LA CORTE SUPREMA DI CASSAZIONE

SEZIONE TERZA CIVILE

Composta dagli Ill.mi Sigg.ri Magistrati:

Dott. CHIARINI Maria Margherita – Presidente –

Dott. TRAVAGLINO Giacomo – Consigliere –

Dott. OLIVIERI Stefano – Consigliere –

Dott. CIRILLO Francesco Maria – rel. Consigliere –

Dott. POSITANO Gabriele – Consigliere –

ha pronunciato la seguente:

SENTENZA

sul ricorso 28188-2014 proposto da:

B.A., elettivamente domiciliato in ROMA, VIA FLAMINIA

388, presso lo studio dell’avvocato ANTONIO PESELLI ANTONIO ZAPPI

GIOVANNI, rappresentato e difeso dall’avvocato GIOVANNI PICCIOLI

giusta procura in calce al ricorso;

– ricorrente –

contro

C.M., elettivamente domiciliato in ROMA, VIA GROENLANDIA

5, presso lo studio dell’avvocato CLAUDIA PACINI, rappresentato e

difeso dall’avvocato ALESSIO MENCONI giusta procura in calce al

controricorso;

– controricorrente –

avverso la sentenza n. 448/2014 della CORTE D’APPELLO di GENOVA,

depositata il 08/04/2014;

udita la relazione della causa svolta nella pubblica udienza del

16/12/2016 dal Consigliere Dott. FRANCESCO MARIA CIRILLO;

udito l’Avvocato LUIGI FEDELI BARBANTINI per delega;

udito l’Avvocato CLAUDIA PACINI per delega;

udito il P.M. in persona del Sostituto Procuratore Generale Dott.

SOLDI Anna Maria, che ha concluso per il rigetto.

Fatto

FATTI DI CAUSA

1. Con ricorso al Tribunale di Massa, Sezione distaccata di Carrara, C.M. convenne in giudizio B.A. e – sulla premessa di essere conduttore di un immobile di proprietà del convenuto in base ad un contratto del (OMISSIS) per la somma mensile di Euro 207, contratto cessato nel 2009 – chiese che il locatore fosse condannato a rimborsagli le somme versate in eccesso a titolo di interessi per l’aggiornamento del canone, nonchè a restituirgli la cauzione.

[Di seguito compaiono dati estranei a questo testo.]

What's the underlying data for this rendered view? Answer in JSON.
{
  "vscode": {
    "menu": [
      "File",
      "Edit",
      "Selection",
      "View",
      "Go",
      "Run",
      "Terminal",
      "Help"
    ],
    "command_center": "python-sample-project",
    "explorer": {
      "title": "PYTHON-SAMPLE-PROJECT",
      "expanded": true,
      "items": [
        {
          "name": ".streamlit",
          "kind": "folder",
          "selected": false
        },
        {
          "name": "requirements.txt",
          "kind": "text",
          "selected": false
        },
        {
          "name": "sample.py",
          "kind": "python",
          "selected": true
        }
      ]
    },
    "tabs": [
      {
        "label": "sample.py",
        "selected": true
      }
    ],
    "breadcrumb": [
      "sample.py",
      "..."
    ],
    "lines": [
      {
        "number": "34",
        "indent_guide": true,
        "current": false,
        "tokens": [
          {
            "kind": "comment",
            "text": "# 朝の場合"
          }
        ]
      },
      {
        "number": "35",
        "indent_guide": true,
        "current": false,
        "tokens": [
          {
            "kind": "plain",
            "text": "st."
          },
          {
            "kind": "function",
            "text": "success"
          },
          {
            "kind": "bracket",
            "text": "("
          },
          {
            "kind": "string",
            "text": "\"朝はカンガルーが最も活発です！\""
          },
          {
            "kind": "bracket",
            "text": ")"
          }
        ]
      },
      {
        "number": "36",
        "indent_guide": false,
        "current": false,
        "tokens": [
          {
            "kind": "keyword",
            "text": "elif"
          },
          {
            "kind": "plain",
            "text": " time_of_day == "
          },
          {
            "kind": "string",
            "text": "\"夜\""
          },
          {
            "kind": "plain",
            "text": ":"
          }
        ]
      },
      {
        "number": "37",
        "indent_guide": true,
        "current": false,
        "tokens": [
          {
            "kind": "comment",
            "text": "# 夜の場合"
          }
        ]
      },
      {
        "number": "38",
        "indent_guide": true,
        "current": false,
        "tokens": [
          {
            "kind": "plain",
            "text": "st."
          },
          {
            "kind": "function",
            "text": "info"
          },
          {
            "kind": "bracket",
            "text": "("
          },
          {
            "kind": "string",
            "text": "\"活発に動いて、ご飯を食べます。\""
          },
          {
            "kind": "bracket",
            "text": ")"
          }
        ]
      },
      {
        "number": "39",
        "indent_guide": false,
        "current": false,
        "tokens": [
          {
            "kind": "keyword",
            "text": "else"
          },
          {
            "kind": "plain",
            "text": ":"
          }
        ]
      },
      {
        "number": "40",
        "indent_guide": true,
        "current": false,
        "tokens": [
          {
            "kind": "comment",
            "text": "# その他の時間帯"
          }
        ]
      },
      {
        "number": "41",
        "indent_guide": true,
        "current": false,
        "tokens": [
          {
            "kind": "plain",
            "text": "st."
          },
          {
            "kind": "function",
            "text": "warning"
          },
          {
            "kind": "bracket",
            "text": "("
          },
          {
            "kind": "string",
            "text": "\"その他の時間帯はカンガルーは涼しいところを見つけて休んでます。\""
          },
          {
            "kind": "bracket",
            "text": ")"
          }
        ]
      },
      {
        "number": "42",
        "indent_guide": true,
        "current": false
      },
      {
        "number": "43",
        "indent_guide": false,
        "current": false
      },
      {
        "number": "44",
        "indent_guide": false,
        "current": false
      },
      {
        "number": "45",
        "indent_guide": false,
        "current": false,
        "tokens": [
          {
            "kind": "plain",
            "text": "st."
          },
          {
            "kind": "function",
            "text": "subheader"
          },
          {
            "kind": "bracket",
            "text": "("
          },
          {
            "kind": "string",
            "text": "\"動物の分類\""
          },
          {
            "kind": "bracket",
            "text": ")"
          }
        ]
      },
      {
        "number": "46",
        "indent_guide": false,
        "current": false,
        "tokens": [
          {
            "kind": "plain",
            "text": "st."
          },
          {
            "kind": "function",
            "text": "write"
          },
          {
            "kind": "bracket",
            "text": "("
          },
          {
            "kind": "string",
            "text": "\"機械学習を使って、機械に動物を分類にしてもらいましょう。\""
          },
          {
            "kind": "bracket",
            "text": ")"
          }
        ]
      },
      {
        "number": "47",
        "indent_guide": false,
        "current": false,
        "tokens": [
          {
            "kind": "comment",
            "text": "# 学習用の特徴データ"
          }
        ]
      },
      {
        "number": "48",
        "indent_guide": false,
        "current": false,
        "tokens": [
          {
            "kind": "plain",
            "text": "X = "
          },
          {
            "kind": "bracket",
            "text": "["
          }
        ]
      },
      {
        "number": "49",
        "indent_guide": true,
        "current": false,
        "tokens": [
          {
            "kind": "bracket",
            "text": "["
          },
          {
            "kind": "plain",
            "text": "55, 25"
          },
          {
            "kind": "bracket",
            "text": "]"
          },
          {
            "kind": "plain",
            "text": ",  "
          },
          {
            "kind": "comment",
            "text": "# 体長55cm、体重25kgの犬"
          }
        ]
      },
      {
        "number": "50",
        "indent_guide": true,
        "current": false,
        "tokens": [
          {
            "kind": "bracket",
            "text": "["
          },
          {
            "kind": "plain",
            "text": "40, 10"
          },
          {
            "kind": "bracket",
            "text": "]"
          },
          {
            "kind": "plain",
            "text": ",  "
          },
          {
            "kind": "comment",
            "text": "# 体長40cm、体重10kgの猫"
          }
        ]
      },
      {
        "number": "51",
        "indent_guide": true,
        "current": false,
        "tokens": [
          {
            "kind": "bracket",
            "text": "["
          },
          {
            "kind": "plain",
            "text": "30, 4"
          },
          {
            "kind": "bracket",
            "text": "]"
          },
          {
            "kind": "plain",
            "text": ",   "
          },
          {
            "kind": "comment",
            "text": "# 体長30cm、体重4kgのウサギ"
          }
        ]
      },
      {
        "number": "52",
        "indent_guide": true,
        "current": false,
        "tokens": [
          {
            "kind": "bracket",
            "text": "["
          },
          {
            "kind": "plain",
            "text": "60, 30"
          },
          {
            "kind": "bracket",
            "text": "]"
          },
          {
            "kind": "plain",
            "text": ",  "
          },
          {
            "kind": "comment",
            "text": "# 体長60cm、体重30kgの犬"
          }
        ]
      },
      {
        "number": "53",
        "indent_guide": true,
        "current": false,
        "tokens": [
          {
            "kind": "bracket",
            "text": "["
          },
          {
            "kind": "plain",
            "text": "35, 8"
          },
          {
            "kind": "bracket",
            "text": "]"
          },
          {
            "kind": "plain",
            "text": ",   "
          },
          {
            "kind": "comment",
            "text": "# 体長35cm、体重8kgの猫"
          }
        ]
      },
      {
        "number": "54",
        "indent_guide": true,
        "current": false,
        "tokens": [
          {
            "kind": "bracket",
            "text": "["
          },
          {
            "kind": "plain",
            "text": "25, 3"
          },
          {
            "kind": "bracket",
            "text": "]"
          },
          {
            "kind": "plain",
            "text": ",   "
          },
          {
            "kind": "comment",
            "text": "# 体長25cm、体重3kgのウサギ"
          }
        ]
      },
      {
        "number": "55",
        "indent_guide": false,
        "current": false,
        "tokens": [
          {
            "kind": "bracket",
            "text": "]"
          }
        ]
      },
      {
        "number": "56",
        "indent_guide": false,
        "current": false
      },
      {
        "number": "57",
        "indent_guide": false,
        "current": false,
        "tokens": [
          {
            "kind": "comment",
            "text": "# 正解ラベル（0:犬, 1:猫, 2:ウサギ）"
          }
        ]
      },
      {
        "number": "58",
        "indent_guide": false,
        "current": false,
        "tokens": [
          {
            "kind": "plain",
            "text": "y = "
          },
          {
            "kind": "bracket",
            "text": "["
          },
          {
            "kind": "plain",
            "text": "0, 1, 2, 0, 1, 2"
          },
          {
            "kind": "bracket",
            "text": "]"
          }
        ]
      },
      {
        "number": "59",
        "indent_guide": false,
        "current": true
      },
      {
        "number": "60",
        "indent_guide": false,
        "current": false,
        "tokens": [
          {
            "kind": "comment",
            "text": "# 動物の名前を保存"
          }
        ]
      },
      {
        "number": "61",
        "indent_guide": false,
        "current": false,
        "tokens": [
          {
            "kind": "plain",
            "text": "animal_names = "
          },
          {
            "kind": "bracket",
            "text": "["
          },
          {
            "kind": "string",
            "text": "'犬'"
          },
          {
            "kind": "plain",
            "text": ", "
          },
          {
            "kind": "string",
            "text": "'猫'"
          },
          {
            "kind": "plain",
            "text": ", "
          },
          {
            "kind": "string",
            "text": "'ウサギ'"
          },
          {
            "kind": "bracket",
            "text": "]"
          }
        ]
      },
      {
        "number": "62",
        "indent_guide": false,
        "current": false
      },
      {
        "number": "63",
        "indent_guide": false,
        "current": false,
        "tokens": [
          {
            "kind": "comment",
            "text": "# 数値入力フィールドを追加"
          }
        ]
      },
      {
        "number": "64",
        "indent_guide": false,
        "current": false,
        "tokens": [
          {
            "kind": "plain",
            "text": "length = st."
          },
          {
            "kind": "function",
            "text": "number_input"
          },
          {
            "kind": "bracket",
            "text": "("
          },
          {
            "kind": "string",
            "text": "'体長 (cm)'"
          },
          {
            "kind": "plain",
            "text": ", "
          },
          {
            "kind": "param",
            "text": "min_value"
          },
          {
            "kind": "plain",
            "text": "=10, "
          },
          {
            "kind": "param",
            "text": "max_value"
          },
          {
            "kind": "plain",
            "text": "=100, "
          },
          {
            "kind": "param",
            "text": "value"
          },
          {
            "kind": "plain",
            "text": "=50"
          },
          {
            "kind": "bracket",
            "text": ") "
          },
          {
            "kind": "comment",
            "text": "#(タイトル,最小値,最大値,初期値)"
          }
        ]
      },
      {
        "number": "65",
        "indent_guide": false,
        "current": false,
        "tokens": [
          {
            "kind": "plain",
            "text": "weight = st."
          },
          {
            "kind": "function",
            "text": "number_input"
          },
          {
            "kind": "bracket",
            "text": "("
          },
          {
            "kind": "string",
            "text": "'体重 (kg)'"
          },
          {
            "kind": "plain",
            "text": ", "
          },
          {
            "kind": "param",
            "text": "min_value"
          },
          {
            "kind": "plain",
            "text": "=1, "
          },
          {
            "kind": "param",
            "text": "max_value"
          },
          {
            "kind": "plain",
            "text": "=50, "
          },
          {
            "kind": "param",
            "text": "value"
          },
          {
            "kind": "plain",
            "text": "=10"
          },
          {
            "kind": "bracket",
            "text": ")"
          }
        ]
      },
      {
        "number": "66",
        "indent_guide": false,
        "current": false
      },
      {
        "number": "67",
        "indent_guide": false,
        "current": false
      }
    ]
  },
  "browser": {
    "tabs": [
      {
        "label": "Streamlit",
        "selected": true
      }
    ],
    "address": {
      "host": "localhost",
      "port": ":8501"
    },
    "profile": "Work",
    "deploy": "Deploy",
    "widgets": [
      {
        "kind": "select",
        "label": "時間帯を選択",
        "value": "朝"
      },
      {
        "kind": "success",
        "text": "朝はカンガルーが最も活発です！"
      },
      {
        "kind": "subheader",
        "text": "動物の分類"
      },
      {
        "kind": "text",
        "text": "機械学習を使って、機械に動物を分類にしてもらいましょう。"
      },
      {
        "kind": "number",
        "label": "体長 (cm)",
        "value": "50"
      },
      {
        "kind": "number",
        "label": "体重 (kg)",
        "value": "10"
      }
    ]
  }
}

Si costituì in giudizio il convenuto, chiedendo il rigetto della domanda e proponendo domanda riconvenzionale per il pagamento dell’indennità di cui all’art. 1591 c.c., sul rilievo che il conduttore aveva rilasciato l’immobile solo in data 4 dicembre 2009 anzichè nell’agosto 2009, in tal modo facendo sfumare l’opportunità di concludere un altro contratto di locazione con un diverso conduttore.

Espletata l’istruttoria il Tribunale, previa compensazione dei reciproci crediti e debiti, condannò C.M. al pagamento della somma di Euro 1.837,04 con gli interessi e compensò le spese di giudizio.

2. La pronuncia è stata impugnata dal B. in punto di spese e dal C.M. in relazione al riconoscimento dell’indennità di cui all’art. 1591 c.c. e la Corte d’appello di Genova, con sentenza dell’8 aprile 2014, ha rigettato l’appello principale e, in accoglimento di quello incidentale, ha condannato il locatore al pagamento della somma di Euro 603,78, nonchè delle spese dei due gradi di giudizio.

Ha osservato la Corte territoriale, per quanto di interesse in questa sede, che dall’espletata istruttoria era rimasto accertato che l’immobile oggetto del contratto era stato sgombrato già nel settembre 2009, non potendo ritenersi idonee a dimostrare il contrario le testimonianze de relato actoris, siccome non supportate da altri elementi. A conferma di ciò stava anche la circostanza che il conduttore, nell’impossibilità di mettersi in contatto con il locatore, gli aveva fatto pervenire una lettera raccomandata da parte del proprio sindacato (il SUNIA) in data 8 ottobre 2009; pertanto, quando il B. aveva depositato il ricorso di sfratto per finita locazione (13 ottobre 2009), il C. aveva già rilasciato l’appartamento, com’era confermato anche dalla circostanza che l’ufficiale giudiziario, nel notificare lo sfratto con la richiesta di citazione per la convalida, in data 22 settembre 2009, non aveva reperito nessuno nell’abitazione.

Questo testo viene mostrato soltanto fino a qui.